# Looking to buy a syrian hamster!



## panda-23-marie (Aug 1, 2008)

Hi my name is Jade, I am an 18 yr old college student and I am interested in buying a hamster in the next few weeks.

I want to buy from a breeder (intentional or not) rather that a pet shop.

I am building a cage out of two toy boxes which will be connected and sections cut out of the old cage I kept my last hamster in that I had several; years ago. This new cage should be complete in about two weeks time.

I can pick up the hamster from anywhere in North Norfolk and am willing to pay between £5-£10.

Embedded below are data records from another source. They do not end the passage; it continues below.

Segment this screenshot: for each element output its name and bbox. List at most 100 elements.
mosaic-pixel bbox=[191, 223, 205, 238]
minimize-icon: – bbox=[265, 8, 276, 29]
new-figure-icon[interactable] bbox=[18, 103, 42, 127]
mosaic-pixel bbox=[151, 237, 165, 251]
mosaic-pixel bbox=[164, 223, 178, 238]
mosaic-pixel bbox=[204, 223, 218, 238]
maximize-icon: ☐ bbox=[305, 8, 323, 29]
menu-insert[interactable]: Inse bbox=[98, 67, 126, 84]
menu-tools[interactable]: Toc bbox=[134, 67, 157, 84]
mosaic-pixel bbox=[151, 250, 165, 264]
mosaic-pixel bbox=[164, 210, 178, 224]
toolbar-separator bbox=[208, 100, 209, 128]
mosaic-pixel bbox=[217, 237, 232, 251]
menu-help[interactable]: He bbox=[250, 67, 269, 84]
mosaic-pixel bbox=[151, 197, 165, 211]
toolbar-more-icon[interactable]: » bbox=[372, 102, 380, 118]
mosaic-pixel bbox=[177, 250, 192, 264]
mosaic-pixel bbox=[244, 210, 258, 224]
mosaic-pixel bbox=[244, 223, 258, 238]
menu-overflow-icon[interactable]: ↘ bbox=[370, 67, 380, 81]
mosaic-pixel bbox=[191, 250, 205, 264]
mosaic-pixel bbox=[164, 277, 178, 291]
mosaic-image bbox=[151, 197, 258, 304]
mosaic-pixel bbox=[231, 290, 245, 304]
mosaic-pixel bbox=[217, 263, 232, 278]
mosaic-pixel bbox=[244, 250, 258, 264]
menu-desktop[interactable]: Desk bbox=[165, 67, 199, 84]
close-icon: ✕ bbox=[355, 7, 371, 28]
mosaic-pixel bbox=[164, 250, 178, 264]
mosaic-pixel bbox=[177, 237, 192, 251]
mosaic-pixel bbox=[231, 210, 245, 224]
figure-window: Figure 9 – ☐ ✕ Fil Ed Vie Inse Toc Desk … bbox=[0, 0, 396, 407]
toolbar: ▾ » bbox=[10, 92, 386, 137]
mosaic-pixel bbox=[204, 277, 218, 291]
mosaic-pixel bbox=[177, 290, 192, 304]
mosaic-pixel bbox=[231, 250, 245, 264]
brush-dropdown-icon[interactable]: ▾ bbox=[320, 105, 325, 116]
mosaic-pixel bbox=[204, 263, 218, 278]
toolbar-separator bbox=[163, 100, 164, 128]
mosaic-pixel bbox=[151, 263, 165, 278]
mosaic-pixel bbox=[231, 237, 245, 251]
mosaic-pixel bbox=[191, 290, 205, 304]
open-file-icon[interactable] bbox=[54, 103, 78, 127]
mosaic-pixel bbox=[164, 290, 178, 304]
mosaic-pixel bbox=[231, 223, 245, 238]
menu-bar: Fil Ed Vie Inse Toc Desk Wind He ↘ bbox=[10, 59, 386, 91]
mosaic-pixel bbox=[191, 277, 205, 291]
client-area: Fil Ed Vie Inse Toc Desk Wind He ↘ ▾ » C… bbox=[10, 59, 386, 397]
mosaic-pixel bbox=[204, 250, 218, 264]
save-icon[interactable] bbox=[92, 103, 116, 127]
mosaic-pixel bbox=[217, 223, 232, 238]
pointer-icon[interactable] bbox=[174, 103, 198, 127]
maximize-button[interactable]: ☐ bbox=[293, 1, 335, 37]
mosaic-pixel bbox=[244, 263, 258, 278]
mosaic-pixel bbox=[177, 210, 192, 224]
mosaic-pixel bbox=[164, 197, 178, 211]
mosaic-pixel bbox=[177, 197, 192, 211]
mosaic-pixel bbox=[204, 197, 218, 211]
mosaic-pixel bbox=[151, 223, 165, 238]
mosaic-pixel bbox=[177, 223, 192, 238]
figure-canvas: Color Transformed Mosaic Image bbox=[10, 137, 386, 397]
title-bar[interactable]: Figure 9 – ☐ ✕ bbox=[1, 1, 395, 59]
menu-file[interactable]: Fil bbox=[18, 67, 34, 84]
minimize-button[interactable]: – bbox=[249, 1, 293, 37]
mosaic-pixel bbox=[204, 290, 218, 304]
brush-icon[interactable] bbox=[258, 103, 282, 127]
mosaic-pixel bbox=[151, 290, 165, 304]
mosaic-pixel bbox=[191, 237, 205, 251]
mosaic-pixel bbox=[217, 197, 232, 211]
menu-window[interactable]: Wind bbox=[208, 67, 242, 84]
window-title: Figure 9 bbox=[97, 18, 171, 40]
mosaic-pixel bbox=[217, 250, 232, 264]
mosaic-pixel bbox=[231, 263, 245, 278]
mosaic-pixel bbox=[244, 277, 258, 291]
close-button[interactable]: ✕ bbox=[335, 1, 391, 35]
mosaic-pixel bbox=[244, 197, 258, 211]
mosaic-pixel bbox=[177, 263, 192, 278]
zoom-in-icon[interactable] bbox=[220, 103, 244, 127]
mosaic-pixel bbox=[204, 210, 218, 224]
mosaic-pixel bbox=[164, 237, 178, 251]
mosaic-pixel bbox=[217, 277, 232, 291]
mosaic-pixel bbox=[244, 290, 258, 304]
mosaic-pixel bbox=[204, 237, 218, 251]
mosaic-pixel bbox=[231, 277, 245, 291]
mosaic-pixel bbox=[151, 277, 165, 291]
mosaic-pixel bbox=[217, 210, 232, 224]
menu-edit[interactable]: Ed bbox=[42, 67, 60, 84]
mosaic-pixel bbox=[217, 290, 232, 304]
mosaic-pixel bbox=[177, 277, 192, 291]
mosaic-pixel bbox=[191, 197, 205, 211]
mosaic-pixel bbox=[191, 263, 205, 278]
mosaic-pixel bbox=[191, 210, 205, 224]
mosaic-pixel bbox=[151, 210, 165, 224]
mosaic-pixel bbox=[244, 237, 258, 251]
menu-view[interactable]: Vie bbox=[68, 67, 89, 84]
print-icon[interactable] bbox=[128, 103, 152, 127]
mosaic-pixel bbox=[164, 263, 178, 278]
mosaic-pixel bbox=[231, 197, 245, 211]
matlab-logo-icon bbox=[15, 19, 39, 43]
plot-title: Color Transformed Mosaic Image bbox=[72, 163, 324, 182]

I would much prefer a short haired hamster, and I love the ones that have colouring on the head and bottom but a white band around there middles, colouring not essential obviously, I would much prefer a furry with a nice temperament, therefore i'd be much more interested if they are used to being handled already.

Jade

p.s. if hamsters are up to 5/6 months old stil reply i dont mind buying a more mature furry.


----------



## Janey (Aug 3, 2008)

Have you tried to find any rescues near you? If you look for some and even contact your local RSPCAs and places like that they often have hamsters available which desperately need homes


----------



## happysaz133 (Jun 5, 2008)

Hi, I know of a hamster specific forum, they are many breeders on there, all very good breeders and I know they have babies right now. I can't post it on the forum here, but if you would like the link I'd be happy to PM it to you.


----------



## panda-23-marie (Aug 1, 2008)

Thanks for your reply. That would be great however I don't think I've posted enough messages to have access to the PM on this site. Could you tell me just the name or something to search on google to find it, I keep searching, but no luck with anything local so far.

Thanks again
Jade


----------



## panda-23-marie (Aug 1, 2008)

All the animal shelters near us take cats and dogs. We rescued our old rabbit from the vet that my grandad's wife works though, so I'll ask her to keep an eye out incase someone dumps a hammy on them.

Thanks for your help
Jade


----------



## happysaz133 (Jun 5, 2008)

The websites name is Hamster Central Forum • Index page and like I said, there's lots of breeders and hamster people on there.


----------



## RhiannonHamster (Nov 13, 2012)

Greetings, I am Rhiannon I am a syrian hamster breeder based in Milton Keynes England, you are in luck one of my females gave birth 2 weeks ago to six pups, Which are needing loving homes.
If you are interested please feel free to contact me
Rhiannon



panda-23-marie said:


> Hi my name is Jade, I am an 18 yr old college student and I am interested in buying a hamster in the next few weeks.
> 
> I want to buy from a breeder (intentional or not) rather that a pet shop.
> 
> ...


----------



## niki87 (Nov 18, 2009)

RhiannonHamster said:


> Greetings, I am Rhiannon I am a syrian hamster breeder based in Milton Keynes England, you are in luck one of my females gave birth 2 weeks ago to six pups, Which are needing loving homes.
> If you are interested please feel free to contact me
> Rhiannon


Rhiannon this thread is 3 years old!


----------